L’anémie de la démocratie viendrait de l’affaissement de l’autorité de l’Etat qui lui-même trouverait ses racines dans la place croissante du juge et du droit (page 10). Par affaissement de l’autorité de l’Etat, l’auteur semble faire référence à l’affaiblissement du pouvoir des politiques par rapport à celui des juges. Ce nouvel équilibre des pouvoirs aboutirait à un résultat net négatif au regard de l’autorité globale de l’Etat : la croissance du pouvoir des uns (les juges) ne viendrait pas compenser la perte de pouvoir des autres (les politiques). Or, cette affirmation n’est ni démontrée, ni intuitive. En effet, les démocraties américaines ou britanniques qui ont toujours réservé une place de choix au droit et au juge, ne se caractérisent ni par un Etat faible et instable, ni par une démocratie anémiée. Comme l’explique Tocqueville dans De la démocratie en Amérique (1835 et 1840), l’histoire des Etats-Unis illustre que la puissance des juges n’est pas une source de faiblesse démocratique [3].
Par affaissement de l’autorité de l’Etat, Jean-Éric Schoettl fait-il alors référence à l’affaiblissement du pouvoir des politiques ? Cette acception serait alors impropre dans la mesure où les juges composant les juridictions nationales sont une des composantes de l’Etat.
Plus encore, le fait que les juges contiennent les pouvoirs des politiques peut signifier une limitation de la croissance des pouvoirs de ces derniers sans pour autant emporter nécessairement un affaiblissement de leurs pouvoirs. Bref, il est difficile de comprendre à quoi l’auteur fait référence lorsqu’il parle de l’affaissement de l’autorité de l’Etat alors, qu’au même moment et à l’opposé, d’autres dénoncent l’autoritarisme croissant de l’Etat [4]. L’Etat n’a-t-il pas imposé durant la crise sanitaire des atteintes inédites aux libertés publiques ? Avant cela, l’Etat n’avait-il pas réagi avec fermeté et efficacité lors des vagues d’attentats terroristes qui avaient déferlé sur le pays ? La réaction de l’Etat avait-elle manqué de vigueur et de célérité lors de la crise financière de 2008 en évitant l’effondrement du secteur financier ? L’auteur fait-il alors référence aux chiffres de la criminalité ? Aux incivilités ? Aux révoltes sporadiques qui secouent le pays, comme celles des bonnets rouges ou des gilets jaunes ?
Par ailleurs, lorsque l’affaiblissement de l’Etat est constaté, il semble difficile d’en faire porter la responsabilité aux juges plus qu’aux inégalités sociales, à l’échec des politiques de la ville ou à la crise de l’Education nationale. Il convient également de rappeler que la pénalisation de la vie politique comme l’emprise du droit constitutionnel et européen résultent avant tout de mesures adoptées par la représentation nationale [5]. Le titre de l’ouvrage aurait alors pu aussi bien être la démission des élites, la trahison des clercs ou la faillite des politiques.

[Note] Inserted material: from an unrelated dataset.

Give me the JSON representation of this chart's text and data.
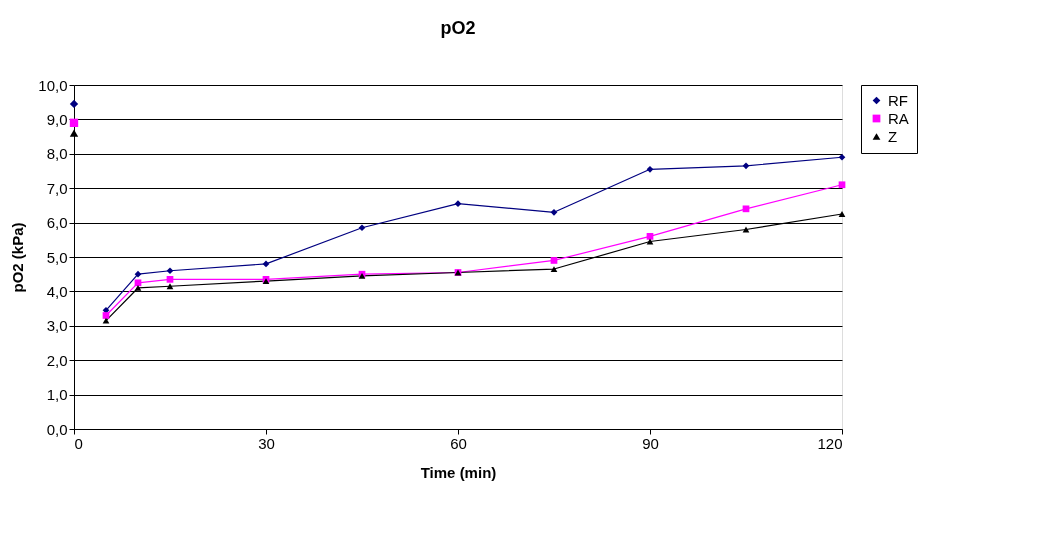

Par ailleurs, l’auteur ne cherche pas à contenir son irritation nourrie de sentiments politiques par l’emploi de termes et d’expressions parmi les plus violents et les plus méprisants du registre politique français, dont l’effet est de plaire aux lecteurs qui les partagent et sans doute d’agacer les autres [6]. Il focalise surtout ses attaques sur les juges judiciaires, en utilisant des termes de nature plus psychologique et plus comportementale [7]. Reprenant le titre de la pièce de Bertolt Brecht, La Résistible Ascension d'Arturo Ui, écrite en 1941 contre la montée du nazisme, il développe un chapitre intitulé L’irrésistible ascension du juge en dénonçant le rôle joué par le Syndicat de la magistrature. Pourtant, comment ignorer que ce syndicat perd du terrain au sein de la magistrature depuis les années 1990 ? Pourquoi ne pas tenir compte du fait – comme l’auteur le dit lui-même par ailleurs - que les juges français doivent toujours davantage se conformer au droit européen perdant ainsi une partie de leurs pouvoirs au profit de leurs collègues européens ? Pourquoi ne rien dire sur la situation dramatiquement pauvre de la justice en France alors même que le dernier rapport sur l’état de la justice en France, rédigé par l’ancien vice-président du Conseil d’Etat Jean-Marc Sauvé, décrit « une institution durement fragilisée » en particulier depuis la crise sanitaire et qu’une tribune récente de magistrats - l’appel des 3000 – publiée à la suite du suicide d’une magistrate, présente la réalité de la crise que subit la justice par manque de moyens [8]? Bref, comment un syndicat en perte de vitesse depuis plus de 30 ans au sein d’un institution extrêmement fragilisée par manque de moyens et dessaisie d’une partie significative de ses pouvoirs pourrait-il être à ce point responsable de la crise de la démocratie en France ?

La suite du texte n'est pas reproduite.